Pediatric Dose Index Registry E-Learning Module. According to Marilyn J. Goske, MD, who helped develop the module, "The ACR Dose Index Registry (DIR) provides a quality improvement tool for facilities to assess their local CT practice relative to other facilities nationally. This module was designed to provide medical professionals who perform CT scans in children and who participate in the DIR, practical information on how to maximize the use of data provided by the DIR. The module also provides information on quality improvement as it relates to pediatric radiology, discusses new radiation dose estimates, diagnostic references levels and the DIR report format and how to interpret it. Additonal information about practical steps to optimize radiation dose for children and radiation risk are also reviewed in the one-hour module." The module is divided into five sections in a highly interactive format, enabling individuals to move through sections at their own pace as well as answer questions placed throughout the module. Participants can earn up to 1 AMA PRA Category 1 Credit.
ACR Learning File
The College's newly revamped learning tool gives learners a more robust platform and access to radiologic-pathologic correlation.
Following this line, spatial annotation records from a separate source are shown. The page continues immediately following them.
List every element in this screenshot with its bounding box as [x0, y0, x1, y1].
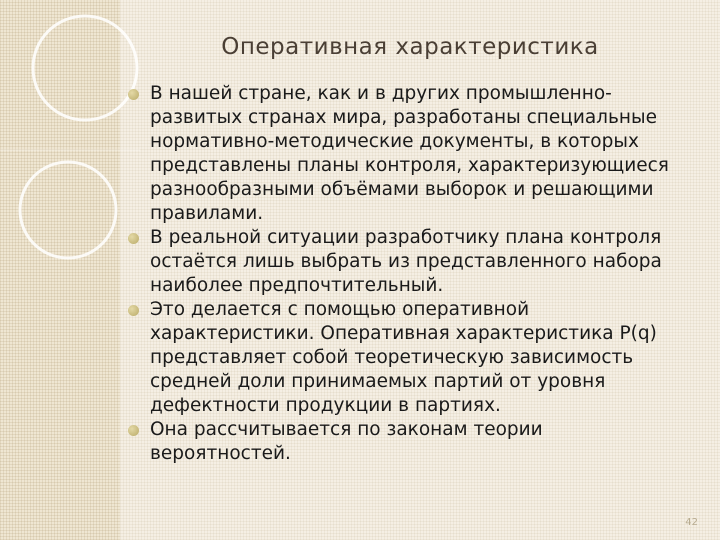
bullet-text: Это делается с помощью оперативной характеристики. Оперативная характеристика P(q) представляет собой теоретическую зависимость средней доли принимаемых партий от уровня дефектности продукции в партиях. [150, 299, 657, 416]
bullet-text: В реальной ситуации разработчику плана контроля остаётся лишь выбрать из представленного набора наиболее предпочтительный. [150, 227, 662, 296]
bullet-dot-icon [128, 425, 139, 436]
bullet-item [128, 298, 688, 418]
bullet-dot-icon [128, 305, 139, 316]
bullet-item [128, 226, 688, 298]
bullet-dot-icon [128, 233, 139, 244]
slide-title: Оперативная характеристика [221, 34, 599, 60]
decorative-circles [0, 0, 140, 300]
bullet-dot-icon [128, 89, 139, 100]
bullet-text: Она рассчитывается по законам теории вероятностей. [150, 419, 543, 464]
bullet-item [128, 82, 688, 226]
bullet-list [128, 82, 688, 466]
bullet-text: В нашей стране, как и в других промышленно-развитых странах мира, разработаны специальные нормативно-методические документы, в которых представлены планы контроля, характеризующиеся разнообразными объёмами выборок и решающими правилами. [150, 83, 669, 224]
page-number: 42 [685, 517, 698, 528]
bullet-item [128, 418, 688, 466]
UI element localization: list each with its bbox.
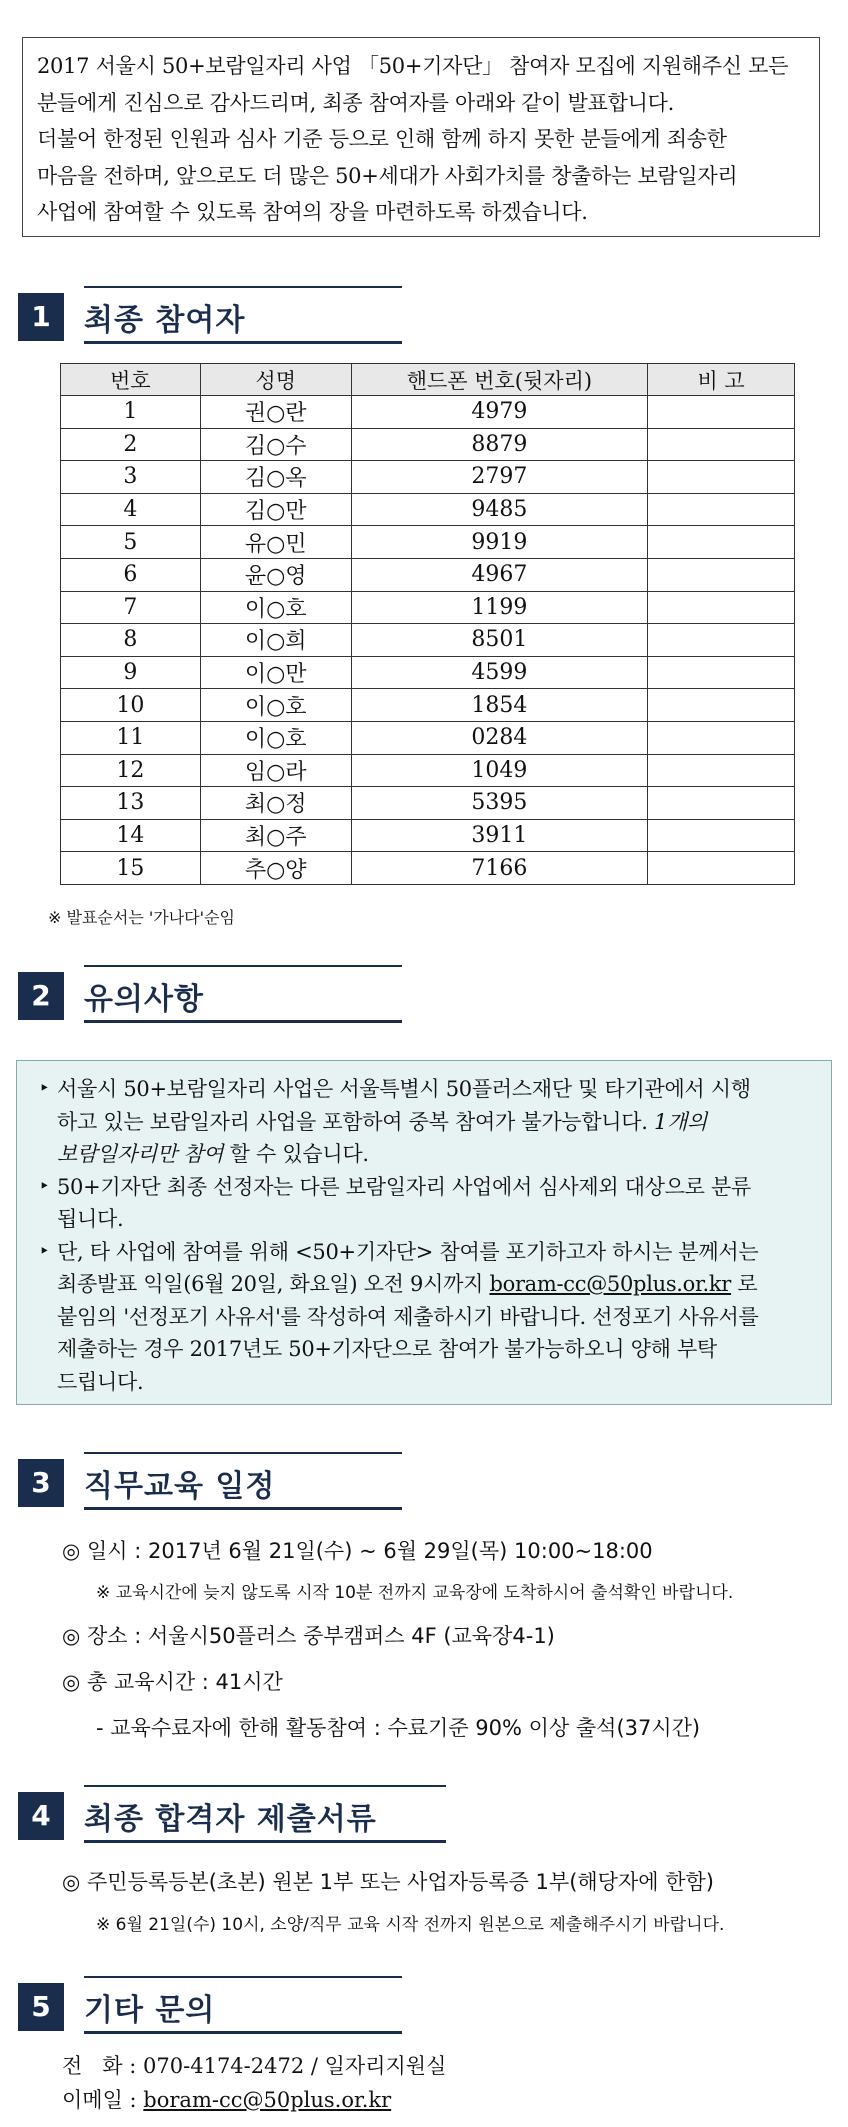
header-remarks: 비 고 — [648, 364, 795, 396]
cell-number: 12 — [61, 754, 201, 787]
schedule-place: ◎ 장소 : 서울시50플러스 중부캠퍼스 4F (교육장4-1) — [62, 1624, 555, 1648]
notice-text: 제출하는 경우 2017년도 50+기자단으로 참여가 불가능하오니 양해 부탁 — [57, 1337, 717, 1361]
cell-name: 김○만 — [200, 493, 351, 526]
schedule-hours: ◎ 총 교육시간 : 41시간 — [62, 1670, 283, 1694]
table-row — [61, 526, 795, 559]
notice-text: 50+기자단 최종 선정자는 다른 보람일자리 사업에서 심사제외 대상으로 분류 — [57, 1174, 751, 1199]
cell-number: 8 — [61, 624, 201, 657]
cell-name: 이○호 — [200, 721, 351, 754]
cell-name: 유○민 — [200, 526, 351, 559]
cell-phone: 2797 — [351, 461, 648, 494]
section-title: 최종 합격자 제출서류 — [84, 1802, 377, 1837]
schedule-date-note: ※ 교육시간에 늦지 않도록 시작 10분 전까지 교육장에 도착하시어 출석확인 바랍니다. — [96, 1583, 734, 1603]
notice-text: 할 수 있습니다. — [229, 1142, 369, 1166]
section-title: 기타 문의 — [84, 1993, 216, 2028]
section-title: 유의사항 — [84, 982, 204, 1017]
cell-phone: 8879 — [351, 428, 648, 461]
cell-phone: 5395 — [351, 787, 648, 820]
cell-phone: 1199 — [351, 591, 648, 624]
cell-remarks — [648, 721, 795, 754]
cell-number: 4 — [61, 493, 201, 526]
cell-phone: 7166 — [351, 852, 648, 885]
cell-number: 3 — [61, 461, 201, 494]
cell-name: 최○주 — [200, 819, 351, 852]
table-row — [61, 689, 795, 722]
notice-text: 붙임의 '선정포기 사유서'를 작성하여 제출하시기 바랍니다. 선정포기 사유서를 — [57, 1304, 759, 1329]
table-row — [61, 721, 795, 754]
contact-email-label: 이메일 : — [62, 2088, 137, 2112]
cell-phone: 1049 — [351, 754, 648, 787]
header-phone: 핸드폰 번호(뒷자리) — [351, 364, 648, 396]
cell-phone: 9485 — [351, 493, 648, 526]
cell-name: 권○란 — [200, 396, 351, 429]
cell-number: 2 — [61, 428, 201, 461]
table-row — [61, 493, 795, 526]
header-rule — [84, 1507, 402, 1510]
cell-phone: 4599 — [351, 656, 648, 689]
notice-text: 로 — [737, 1272, 758, 1296]
documents-note: ※ 6월 21일(수) 10시, 소양/직무 교육 시작 전까지 원본으로 제출해주시기 바랍니다. — [96, 1915, 725, 1935]
cell-remarks — [648, 558, 795, 591]
bullet-icon: ‣ — [39, 1175, 50, 1197]
notice-item — [39, 1073, 817, 1171]
table-row — [61, 624, 795, 657]
cell-remarks — [648, 428, 795, 461]
cell-remarks — [648, 787, 795, 820]
cell-remarks — [648, 852, 795, 885]
documents-line: ◎ 주민등록등본(초본) 원본 1부 또는 사업자등록증 1부(해당자에 한함) — [62, 1870, 714, 1894]
table-row — [61, 591, 795, 624]
bullet-icon: ‣ — [39, 1078, 50, 1099]
cell-remarks — [648, 396, 795, 429]
cell-number: 10 — [61, 689, 201, 722]
cell-phone: 8501 — [351, 624, 648, 657]
section-number: 1 — [18, 293, 64, 341]
bullet-icon: ‣ — [39, 1240, 50, 1262]
cell-name: 이○호 — [200, 591, 351, 624]
cell-name: 김○옥 — [200, 461, 351, 494]
cell-remarks — [648, 754, 795, 787]
header-rule — [84, 1840, 446, 1843]
section-title: 최종 참여자 — [84, 303, 246, 338]
intro-line: 분들에게 진심으로 감사드리며, 최종 참여자를 아래와 같이 발표합니다. — [37, 90, 674, 115]
header-rule — [84, 286, 402, 288]
contact-phone: 070-4174-2472 / 일자리지원실 — [143, 2054, 447, 2078]
table-row — [61, 819, 795, 852]
cell-number: 11 — [61, 721, 201, 754]
table-row — [61, 852, 795, 885]
intro-line: 2017 서울시 50+보람일자리 사업 「50+기자단」 참여자 모집에 지원해주신 모든 — [37, 54, 789, 78]
contact-email-row — [62, 2084, 391, 2114]
cell-number: 6 — [61, 558, 201, 591]
header-rule — [84, 1785, 446, 1787]
section-number: 4 — [18, 1792, 64, 1840]
notice-text: 하고 있는 보람일자리 사업을 포함하여 중복 참여가 불가능합니다. — [57, 1109, 648, 1134]
cell-phone: 1854 — [351, 689, 648, 722]
cell-name: 이○만 — [200, 656, 351, 689]
table-row — [61, 428, 795, 461]
intro-box — [22, 37, 820, 237]
section-number: 2 — [18, 972, 64, 1020]
section-number: 3 — [18, 1459, 64, 1507]
cell-name: 이○호 — [200, 689, 351, 722]
header-name: 성명 — [200, 364, 351, 396]
cell-remarks — [648, 591, 795, 624]
section-number: 5 — [18, 1983, 64, 2031]
cell-phone: 9919 — [351, 526, 648, 559]
table-row — [61, 396, 795, 429]
cell-remarks — [648, 493, 795, 526]
cell-remarks — [648, 819, 795, 852]
header-rule — [84, 1452, 402, 1454]
schedule-date: ◎ 일시 : 2017년 6월 21일(수) ~ 6월 29일(목) 10:00~18:00 — [62, 1539, 653, 1563]
participants-table — [60, 363, 795, 885]
cell-name: 김○수 — [200, 428, 351, 461]
header-rule — [84, 965, 402, 967]
intro-line: 마음을 전하며, 앞으로도 더 많은 50+세대가 사회가치를 창출하는 보람일자리 — [37, 163, 738, 188]
cell-name: 임○라 — [200, 754, 351, 787]
contact-phone-label: 전 화 : — [62, 2054, 137, 2078]
cell-phone: 0284 — [351, 721, 648, 754]
table-header-row — [61, 364, 795, 396]
table-row — [61, 787, 795, 820]
cell-phone: 3911 — [351, 819, 648, 852]
table-row — [61, 461, 795, 494]
table-row — [61, 754, 795, 787]
cell-phone: 4967 — [351, 558, 648, 591]
notice-text: 드립니다. — [57, 1369, 144, 1394]
cell-name: 최○정 — [200, 787, 351, 820]
cell-number: 5 — [61, 526, 201, 559]
header-rule — [84, 1976, 402, 1978]
cell-number: 13 — [61, 787, 201, 820]
notice-emphasis: 1개의 — [654, 1109, 708, 1134]
notice-box — [16, 1060, 832, 1405]
cell-number: 15 — [61, 852, 201, 885]
schedule-hours-note: - 교육수료자에 한해 활동참여 : 수료기준 90% 이상 출석(37시간) — [96, 1716, 701, 1740]
order-note: ※ 발표순서는 '가나다'순임 — [48, 908, 235, 927]
header-rule — [84, 1020, 402, 1023]
cell-name: 윤○영 — [200, 558, 351, 591]
header-rule — [84, 341, 402, 344]
notice-text: 단, 타 사업에 참여를 위해 <50+기자단> 참여를 포기하고자 하시는 분께서는 — [57, 1239, 759, 1264]
cell-name: 이○희 — [200, 624, 351, 657]
cell-number: 1 — [61, 396, 201, 429]
notice-text: 됩니다. — [57, 1207, 124, 1231]
cell-remarks — [648, 526, 795, 559]
cell-remarks — [648, 689, 795, 722]
notice-item — [39, 1236, 817, 1399]
cell-remarks — [648, 656, 795, 689]
contact-phone-row — [62, 2050, 446, 2080]
contact-email-link[interactable]: boram-cc@50plus.or.kr — [143, 2088, 392, 2112]
section-title: 직무교육 일정 — [84, 1469, 276, 1504]
table-row — [61, 558, 795, 591]
intro-line: 더불어 한정된 인원과 심사 기준 등으로 인해 함께 하지 못한 분들에게 죄송한 — [37, 127, 727, 151]
header-rule — [84, 2031, 402, 2034]
cell-number: 14 — [61, 819, 201, 852]
table-row — [61, 656, 795, 689]
intro-line: 사업에 참여할 수 있도록 참여의 장을 마련하도록 하겠습니다. — [37, 200, 588, 224]
notice-text: 서울시 50+보람일자리 사업은 서울특별시 50플러스재단 및 타기관에서 시행 — [57, 1077, 751, 1101]
cell-phone: 4979 — [351, 396, 648, 429]
cell-remarks — [648, 624, 795, 657]
cell-number: 9 — [61, 656, 201, 689]
cell-remarks — [648, 461, 795, 494]
notice-item — [39, 1171, 817, 1236]
notice-emphasis: 보람일자리만 참여 — [57, 1142, 224, 1166]
cell-name: 추○양 — [200, 852, 351, 885]
email-link[interactable]: boram-cc@50plus.or.kr — [489, 1272, 732, 1296]
notice-text: 최종발표 익일(6월 20일, 화요일) 오전 9시까지 — [57, 1272, 484, 1296]
cell-number: 7 — [61, 591, 201, 624]
header-number: 번호 — [61, 364, 201, 396]
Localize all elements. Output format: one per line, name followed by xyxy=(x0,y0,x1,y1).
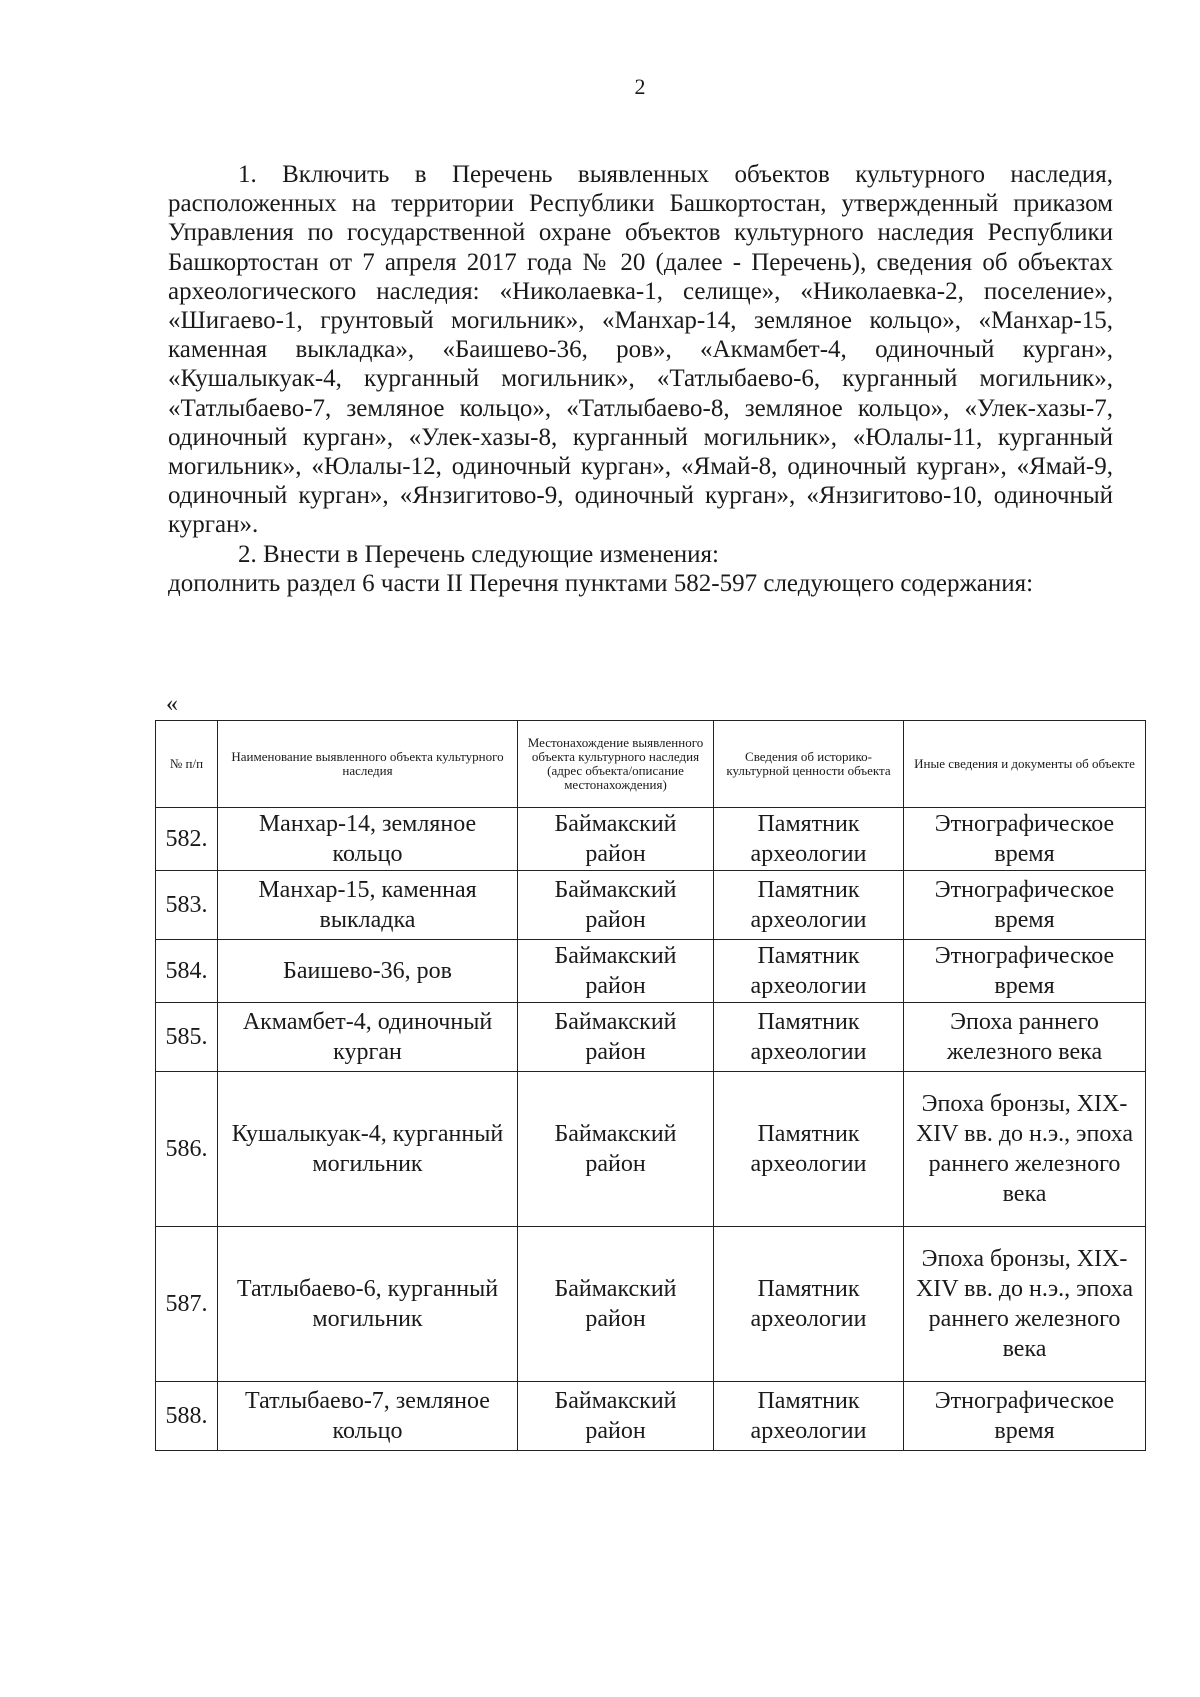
row-value: Памятник археологии xyxy=(714,940,904,1003)
table-row xyxy=(156,1072,1146,1227)
row-other: Этнографическое время xyxy=(904,871,1146,940)
row-value: Памятник археологии xyxy=(714,871,904,940)
row-location: Баймакский район xyxy=(518,940,714,1003)
table-header-row xyxy=(156,721,1146,808)
row-num: 588. xyxy=(156,1382,218,1451)
row-name: Акмамбет-4, одиночный курган xyxy=(218,1003,518,1072)
row-other: Этнографическое время xyxy=(904,940,1146,1003)
header-location: Местонахождение выявленного объекта культурного наследия (адрес объекта/описание местонахождения) xyxy=(518,721,714,808)
row-name: Баишево-36, ров xyxy=(218,940,518,1003)
row-other: Этнографическое время xyxy=(904,808,1146,871)
row-other: Этнографическое время xyxy=(904,1382,1146,1451)
row-location: Баймакский район xyxy=(518,1227,714,1382)
row-location: Баймакский район xyxy=(518,808,714,871)
paragraph-2: 2. Внести в Перечень следующие изменения: xyxy=(238,540,720,568)
row-num: 583. xyxy=(156,871,218,940)
row-other: Эпоха бронзы, XIX-XIV вв. до н.э., эпоха раннего железного века xyxy=(904,1227,1146,1382)
header-value: Сведения об историко-культурной ценности объекта xyxy=(714,721,904,808)
table-row xyxy=(156,1003,1146,1072)
row-location: Баймакский район xyxy=(518,871,714,940)
row-name: Манхар-14, земляное кольцо xyxy=(218,808,518,871)
paragraph-1: 1. Включить в Перечень выявленных объектов культурного наследия, расположенных на территории Республики Башкортостан, утвержденный приказом Управления по государственной охране объектов культурного наследия Республики Башкортостан от 7 апреля 2017 года № 20 (далее - Перечень), сведения об объектах археологического наследия: «Николаевка-1, селище», «Николаевка-2, поселение», «Шигаево-1, грунтовый могильник», «Манхар-14, земляное кольцо», «Манхар-15, каменная выкладка», «Баишево-36, ров», «Акмамбет-4, одиночный курган», «Кушалыкуак-4, курганный могильник», «Татлыбаево-6, курганный могильник», «Татлыбаево-7, земляное кольцо», «Татлыбаево-8, земляное кольцо», «Улек-хазы-7, одиночный курган», «Улек-хазы-8, курганный могильник», «Юлалы-11, курганный могильник», «Юлалы-12, одиночный курган», «Ямай-8, одиночный курган», «Ямай-9, одиночный курган», «Янзигитово-9, одиночный курган», «Янзигитово-10, одиночный курган». xyxy=(168,161,1113,539)
row-num: 584. xyxy=(156,940,218,1003)
row-num: 585. xyxy=(156,1003,218,1072)
table-row xyxy=(156,1227,1146,1382)
row-value: Памятник археологии xyxy=(714,1382,904,1451)
row-num: 586. xyxy=(156,1072,218,1227)
row-name: Манхар-15, каменная выкладка xyxy=(218,871,518,940)
page-number: 2 xyxy=(634,74,646,99)
document-body xyxy=(168,160,1113,598)
row-location: Баймакский район xyxy=(518,1072,714,1227)
row-other: Эпоха бронзы, XIX-XIV вв. до н.э., эпоха раннего железного века xyxy=(904,1072,1146,1227)
table-row xyxy=(156,871,1146,940)
row-value: Памятник археологии xyxy=(714,1227,904,1382)
row-name: Татлыбаево-7, земляное кольцо xyxy=(218,1382,518,1451)
row-num: 582. xyxy=(156,808,218,871)
row-location: Баймакский район xyxy=(518,1382,714,1451)
row-name: Татлыбаево-6, курганный могильник xyxy=(218,1227,518,1382)
table-row xyxy=(156,1382,1146,1451)
table-row xyxy=(156,808,1146,871)
row-location: Баймакский район xyxy=(518,1003,714,1072)
header-other: Иные сведения и документы об объекте xyxy=(904,721,1146,808)
row-value: Памятник археологии xyxy=(714,808,904,871)
row-value: Памятник археологии xyxy=(714,1003,904,1072)
header-num: № п/п xyxy=(156,721,218,808)
row-value: Памятник археологии xyxy=(714,1072,904,1227)
header-name: Наименование выявленного объекта культурного наследия xyxy=(218,721,518,808)
table-row xyxy=(156,940,1146,1003)
heritage-objects-table xyxy=(155,720,1146,1451)
row-other: Эпоха раннего железного века xyxy=(904,1003,1146,1072)
row-num: 587. xyxy=(156,1227,218,1382)
opening-quote-mark: « xyxy=(166,691,178,717)
paragraph-3: дополнить раздел 6 части II Перечня пунктами 582-597 следующего содержания: xyxy=(168,569,1034,597)
row-name: Кушалыкуак-4, курганный могильник xyxy=(218,1072,518,1227)
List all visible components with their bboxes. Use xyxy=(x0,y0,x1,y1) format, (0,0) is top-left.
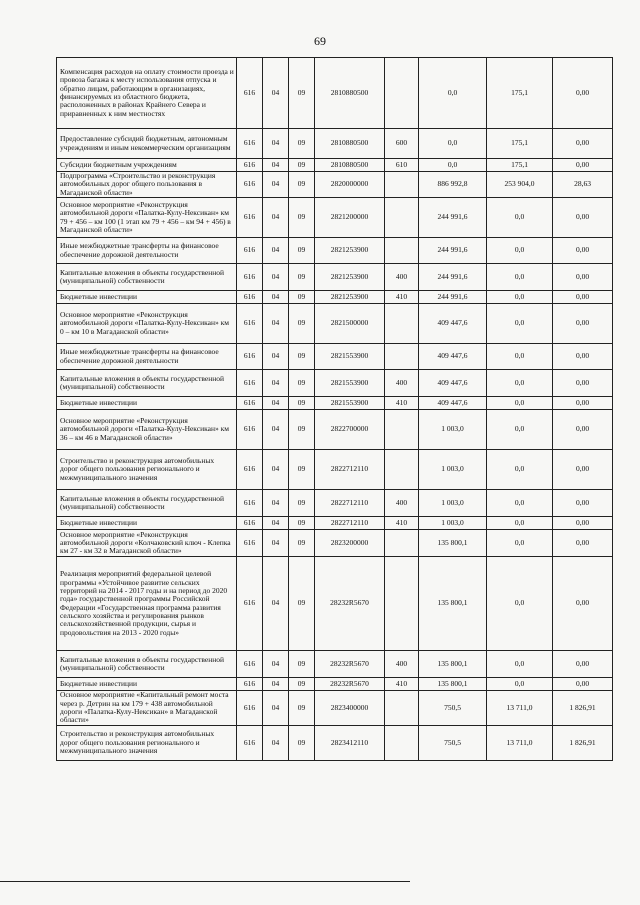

The ACR Learning File® has long been in a category all its own as an educational resource. It not only helps residents and others who wish to assess and enhance their interpretation skills across modalities and subspecialties, but also practicing physicians seeking to find out more about a particular malady. Now equipped with a new online case retrieval and display platform, users can research and quiz themselves on thousands of cases across 12 subspecialties.
"There has been an effort by the education commission to bring ACR Learning File to the current state of radiology and make it immediately available to our members," explains John S. Pellerito, MD, FACR, chair of ACR's e-Learning subcommittee under the Commission on Education's Committee on Enduring Materials. Included in that effort is the recent integration of radiologic-pathologic correlation cases submitted by residents during the American Institute for Radiologic Pathology's (AIRP's) four-week course.
"I am very excited about the AIRP cases expanding to ACR Learning File," says Rachel B. Lewis, MD, the section head of the gastrointestinal radiology for the AIRP and senior editor of the AIRP editorial review board as well as a member of the e-learning subcommittee. "AIRP cases on ACR Laerning File will bring radiologic-pathologic correlation education into a format in which residents can learn in a much more self-directed manner. They can focus on topics they are interested in anytime they want and move at their own pace."
Lewis also states, "I believe that ACR Learning File represents an initial step for AIRP into radiologic-pathologic correlation education being more accessible, interactive, and part of continued learning throughout a radiologist's career."